Not sure what you are reading, but it appears that either you aren't reading or aren't comprehending what has been written here. I am not advocating squatting or tresspassing and nothing I have written could possibly be interpreted as such. You seem to be making stuff up to come across as right.
Your earlier posts demonstrated a failure to comprehend the legal meaning of "void" as applied to a contract term. Thereafter, I pointed out that legally it is impossible to reneg on a lease term that is void (i.e to pay dollars as rent). In an effort to save face and to prove yourself right you then argued "the property owner can also say the contract is void because it's technically not a two year lease with a guarantee and simply change the locks." I said you were probably wrong. Now you have changed your statement in a significant way, but I'd be willing to bet you are still wrong.

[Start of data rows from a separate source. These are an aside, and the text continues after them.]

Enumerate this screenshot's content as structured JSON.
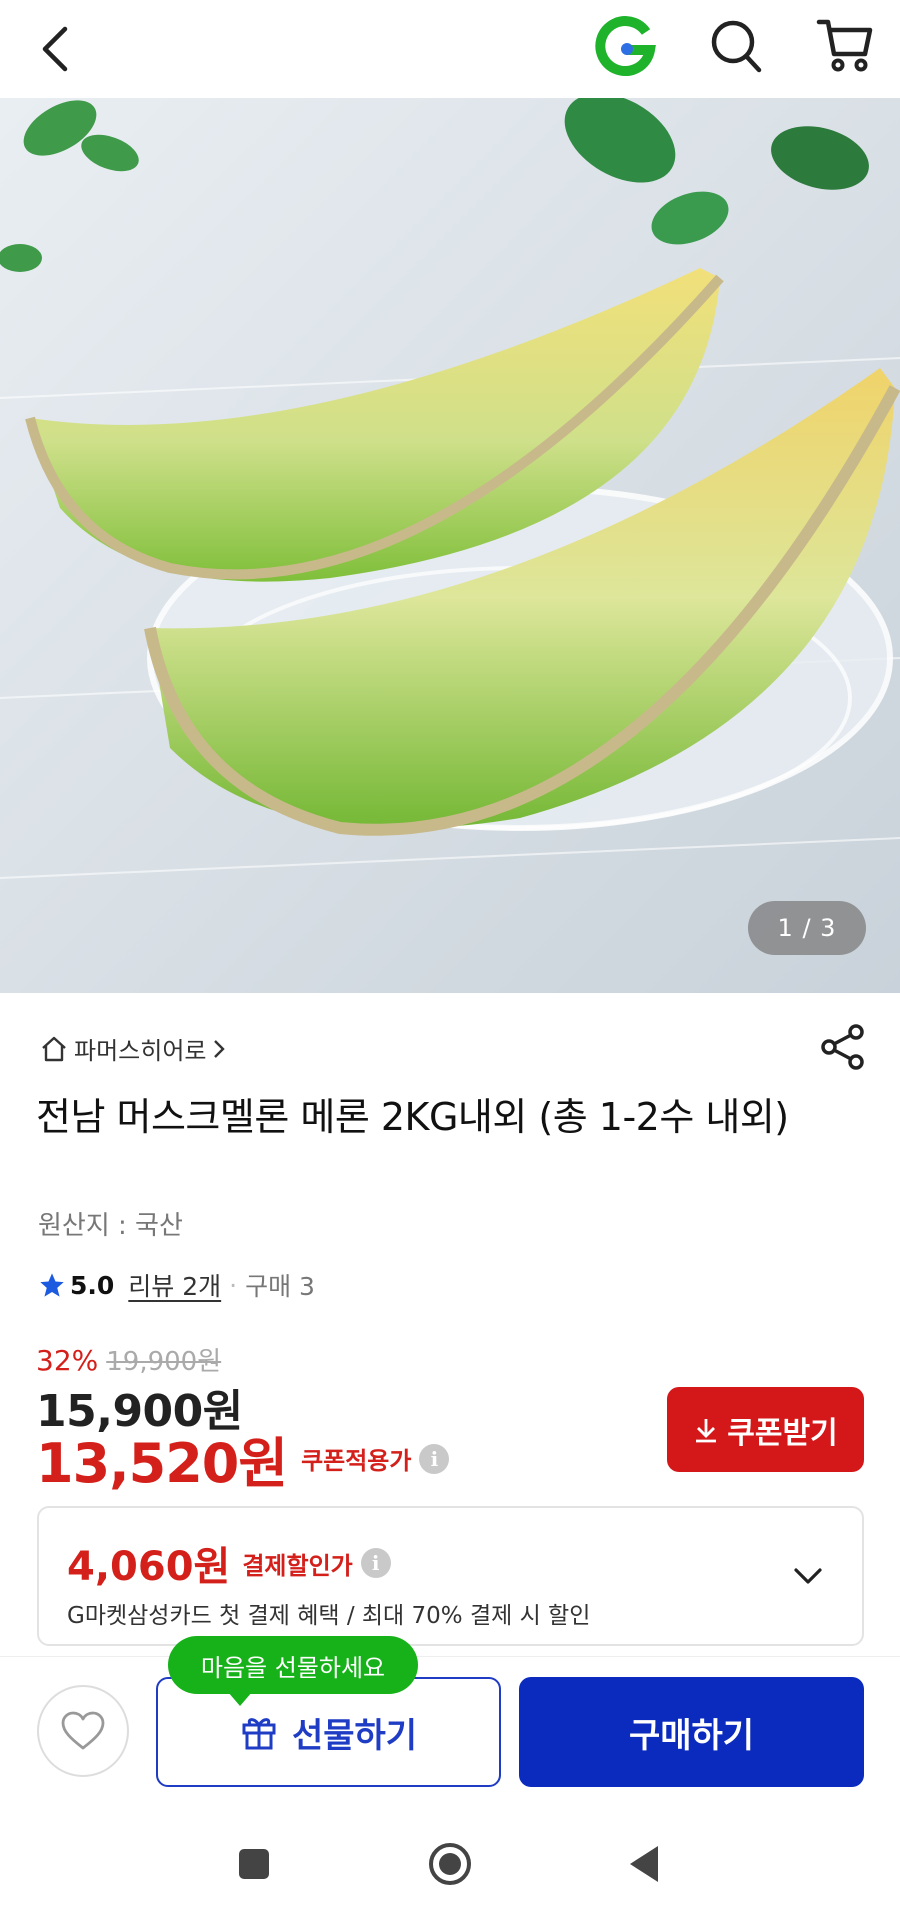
{
  "topbar": {
    "back_icon": "chevron-left-icon",
    "logo_icon": "g-logo-icon",
    "search_icon": "search-icon",
    "cart_icon": "cart-icon"
  },
  "hero": {
    "pager": "1 / 3"
  },
  "product": {
    "seller": "파머스히어로",
    "title": "전남 머스크멜론 메론 2KG내외 (총 1-2수 내외)",
    "origin": "원산지 : 국산",
    "rating": "5.0",
    "reviews": "리뷰 2개",
    "purchases": "구매 3"
  },
  "pricing": {
    "discount_pct": "32%",
    "original_price": "19,900원",
    "price": "15,900원",
    "coupon_price": "13,520원",
    "coupon_label": "쿠폰적용가",
    "coupon_button": "쿠폰받기"
  },
  "payment": {
    "amount": "4,060원",
    "label": "결제할인가",
    "description": "G마켓삼성카드 첫 결제 혜택 / 최대 70% 결제 시 할인"
  },
  "actions": {
    "tooltip": "마음을 선물하세요",
    "gift": "선물하기",
    "buy": "구매하기"
  },
  "colors": {
    "accent_red": "#d4181a",
    "accent_blue": "#0a2bbd",
    "accent_green": "#17b21a"
  }
}
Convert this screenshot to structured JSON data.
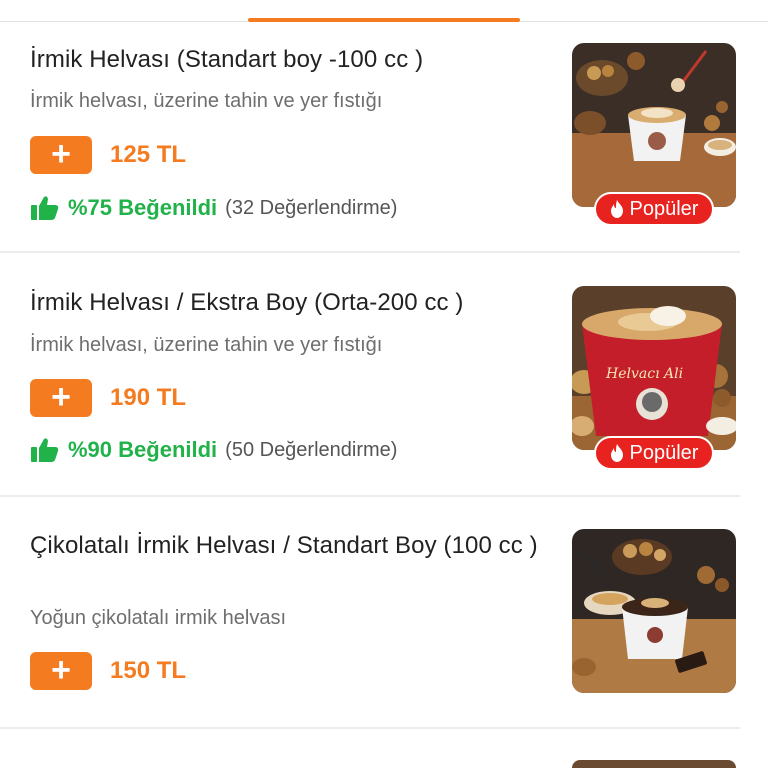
{
  "tabbar": {
    "active_index": 1
  },
  "items": [
    {
      "title": "İrmik Helvası (Standart boy -100 cc )",
      "description": "İrmik helvası, üzerine tahin ve yer fıstığı",
      "add_label": "+",
      "price": "125 TL",
      "liked": "%75 Beğenildi",
      "rating_count": "(32 Değerlendirme)",
      "badge": "Popüler"
    },
    {
      "title": "İrmik Helvası / Ekstra Boy (Orta-200 cc )",
      "description": "İrmik helvası, üzerine tahin ve yer fıstığı",
      "add_label": "+",
      "price": "190 TL",
      "liked": "%90 Beğenildi",
      "rating_count": "(50 Değerlendirme)",
      "badge": "Popüler"
    },
    {
      "title": "Çikolatalı İrmik Helvası / Standart Boy (100 cc )",
      "description": "Yoğun çikolatalı irmik helvası",
      "add_label": "+",
      "price": "150 TL"
    }
  ],
  "colors": {
    "accent": "#f47b20",
    "liked": "#21b24a",
    "badge": "#e8231f"
  },
  "icons": {
    "add": "plus-icon",
    "liked": "thumbs-up-icon",
    "badge": "flame-icon"
  }
}
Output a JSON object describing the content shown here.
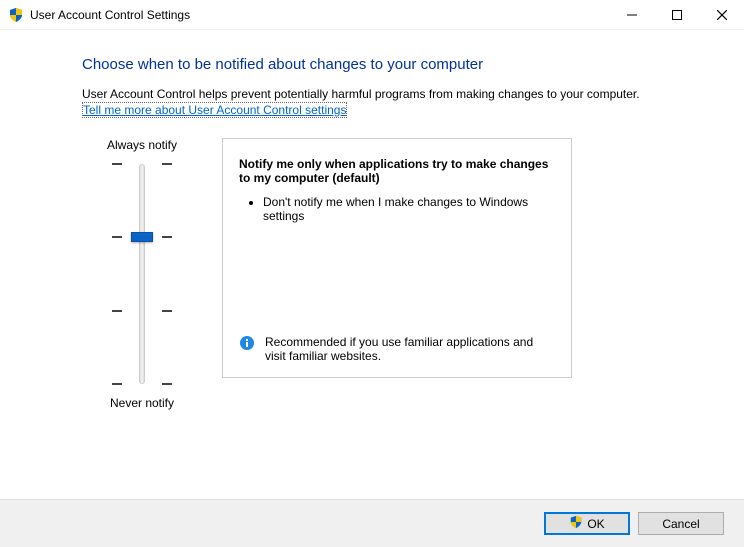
{
  "window": {
    "title": "User Account Control Settings"
  },
  "page": {
    "heading": "Choose when to be notified about changes to your computer",
    "description": "User Account Control helps prevent potentially harmful programs from making changes to your computer.",
    "link_text": "Tell me more about User Account Control settings"
  },
  "slider": {
    "top_label": "Always notify",
    "bottom_label": "Never notify",
    "levels": 4,
    "current_index_from_top": 1
  },
  "info_panel": {
    "title": "Notify me only when applications try to make changes to my computer (default)",
    "bullets": [
      "Don't notify me when I make changes to Windows settings"
    ],
    "recommendation": "Recommended if you use familiar applications and visit familiar websites."
  },
  "footer": {
    "ok_label": "OK",
    "cancel_label": "Cancel"
  }
}
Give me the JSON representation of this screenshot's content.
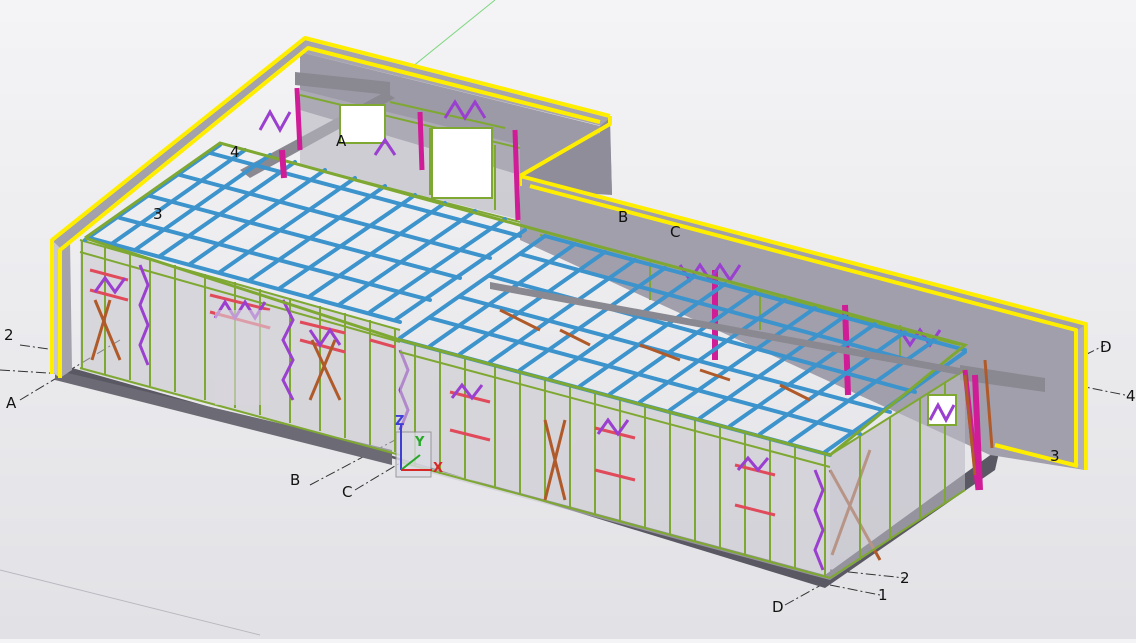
{
  "grid_labels": {
    "A_left": "A",
    "A_back": "A",
    "B_front": "B",
    "B_back": "B",
    "C_front": "C",
    "C_back": "C",
    "D_right": "D",
    "D_bottom": "D",
    "g2_left": "2",
    "g2_right": "2",
    "g4_right": "4",
    "g4_back": "4",
    "g3_right": "3",
    "g3_back": "3",
    "g1_bottom": "1"
  },
  "axes": {
    "z": "Z",
    "y": "Y",
    "x": "X"
  },
  "colors": {
    "perimeter_wall": "#9c9aa6",
    "wall_outline": "#ffee00",
    "stud_frame": "#7ea832",
    "joist": "#3d94cc",
    "joist_dark": "#1f6fa8",
    "bracing_purple": "#9a3fcf",
    "brace_brown": "#b05a2a",
    "column_magenta": "#d01c96",
    "lintel_red": "#e04a5a",
    "beam_grey": "#8a8890",
    "slab_dark": "#55535c"
  }
}
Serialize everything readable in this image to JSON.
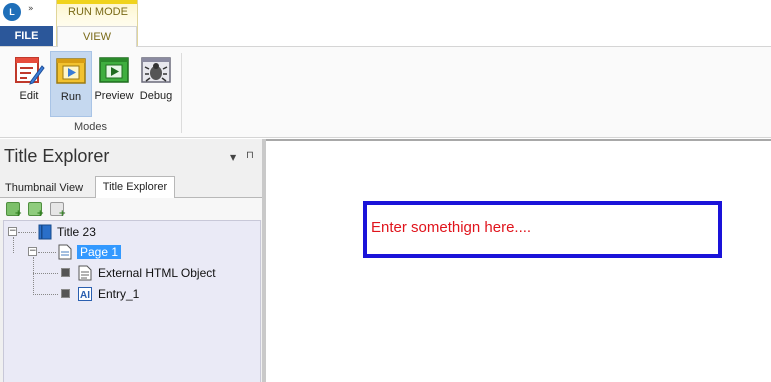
{
  "app": {
    "logo_text": "L",
    "quick_access_more": "»"
  },
  "ribbon": {
    "contextual_group": "RUN MODE",
    "tabs": {
      "file": "FILE",
      "view": "VIEW"
    },
    "buttons": {
      "edit": "Edit",
      "run": "Run",
      "preview": "Preview",
      "debug": "Debug"
    },
    "group_label": "Modes"
  },
  "panel": {
    "title": "Title Explorer",
    "dropdown_glyph": "▼",
    "pin_glyph": "⊓",
    "tabs": {
      "thumbnail": "Thumbnail View",
      "explorer": "Title Explorer"
    }
  },
  "tree": {
    "title": "Title 23",
    "page": "Page 1",
    "objects": [
      "External HTML Object",
      "Entry_1"
    ]
  },
  "canvas": {
    "entry_text": "Enter somethign here...."
  },
  "colors": {
    "file_tab": "#2b579a",
    "selection": "#3399ff",
    "entry_border": "#1a13d9",
    "entry_text": "#e0141c"
  }
}
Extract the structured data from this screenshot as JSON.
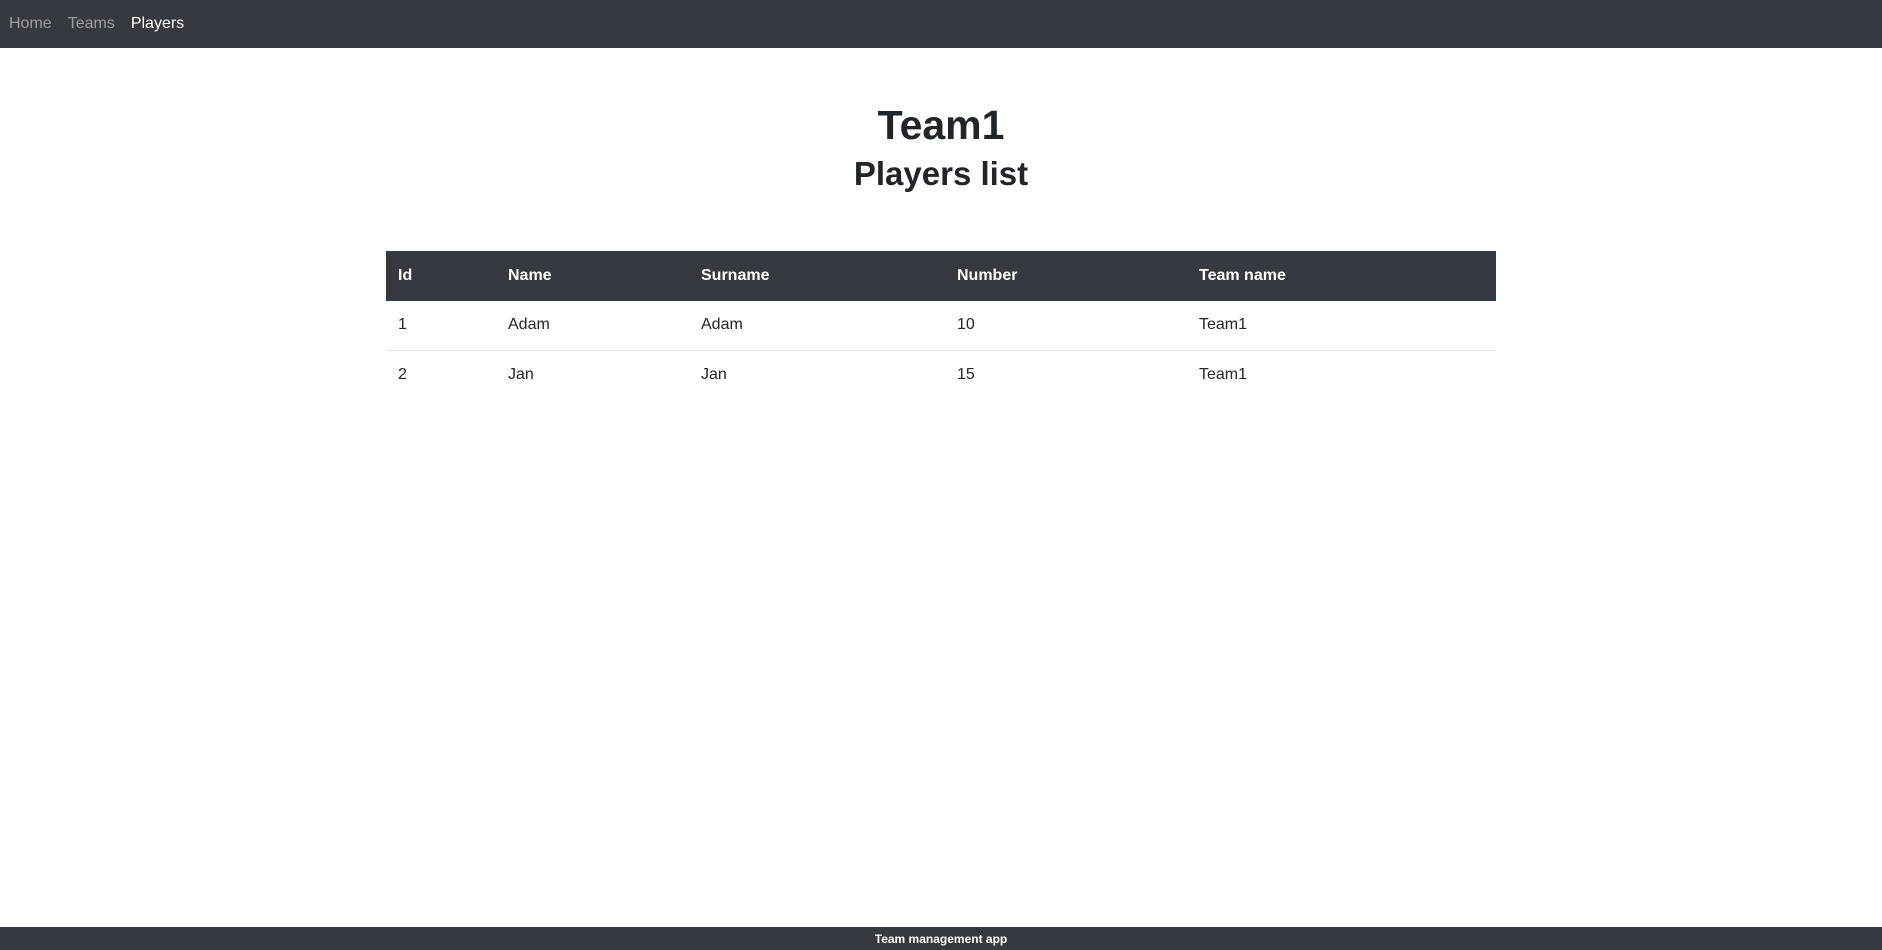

The first hypo to which I already replied unequivocably implies the tenant has already occupied the property (or else why change locks). This flatly contradicts the latest version of your hypo wherein you now posit that "no rent has been accepted or paid" (ergo no occupancy yet by the tenant). This is a big difference between your two hypos, but even if no rent had been paid and even if the tenant had yet to take possession, I seriously doubt that the landlord could wiggle out of a duly signed and delivered 2 year lease simply because the landlord opted to forego a guarantor in the lease contract because I don't believe the absence of a guarantor makes the lease void.
I would be surprised if a landlord who was willing to forego a guarantor could subsequently treat a duly signed lease as void if he later changed his mind, much less simply lock out his tenant if the tenant has already occupied the apt. I would be willing to bet a lunch that leases are not void if there is no provision for a guarantor. I would be willing to bet a dinner if landlords could lawfully (without judicial process) change locks to evict a tenant already in possession of an apt. I'm not an AR lawyer, but I can assure you if that happened in San Francisco where I was a Legal Aid lawyer specializing in landlord/tenant problems, the landlord would soon find himself on the wrong end of a lawsuit for damages.
I'm not sure why some people here want to rationalize improper conduct by landlords who try to evade the laws that prohibit them from demanding dollars for rent. That improper conduct would require short term tourist visitors and longer term expats to travel with large amounts of cash. That is not safe. That was the concern of the OP of this thread. Hopefully, he and others will not be bullied into paying dollars by unscrupulous landlords having learned contract clauses providing for dollar payments are void. The contract is otherwise valid and a landlord can be made to accept pesos at the legal rate even it it contains such a dollar payment provision.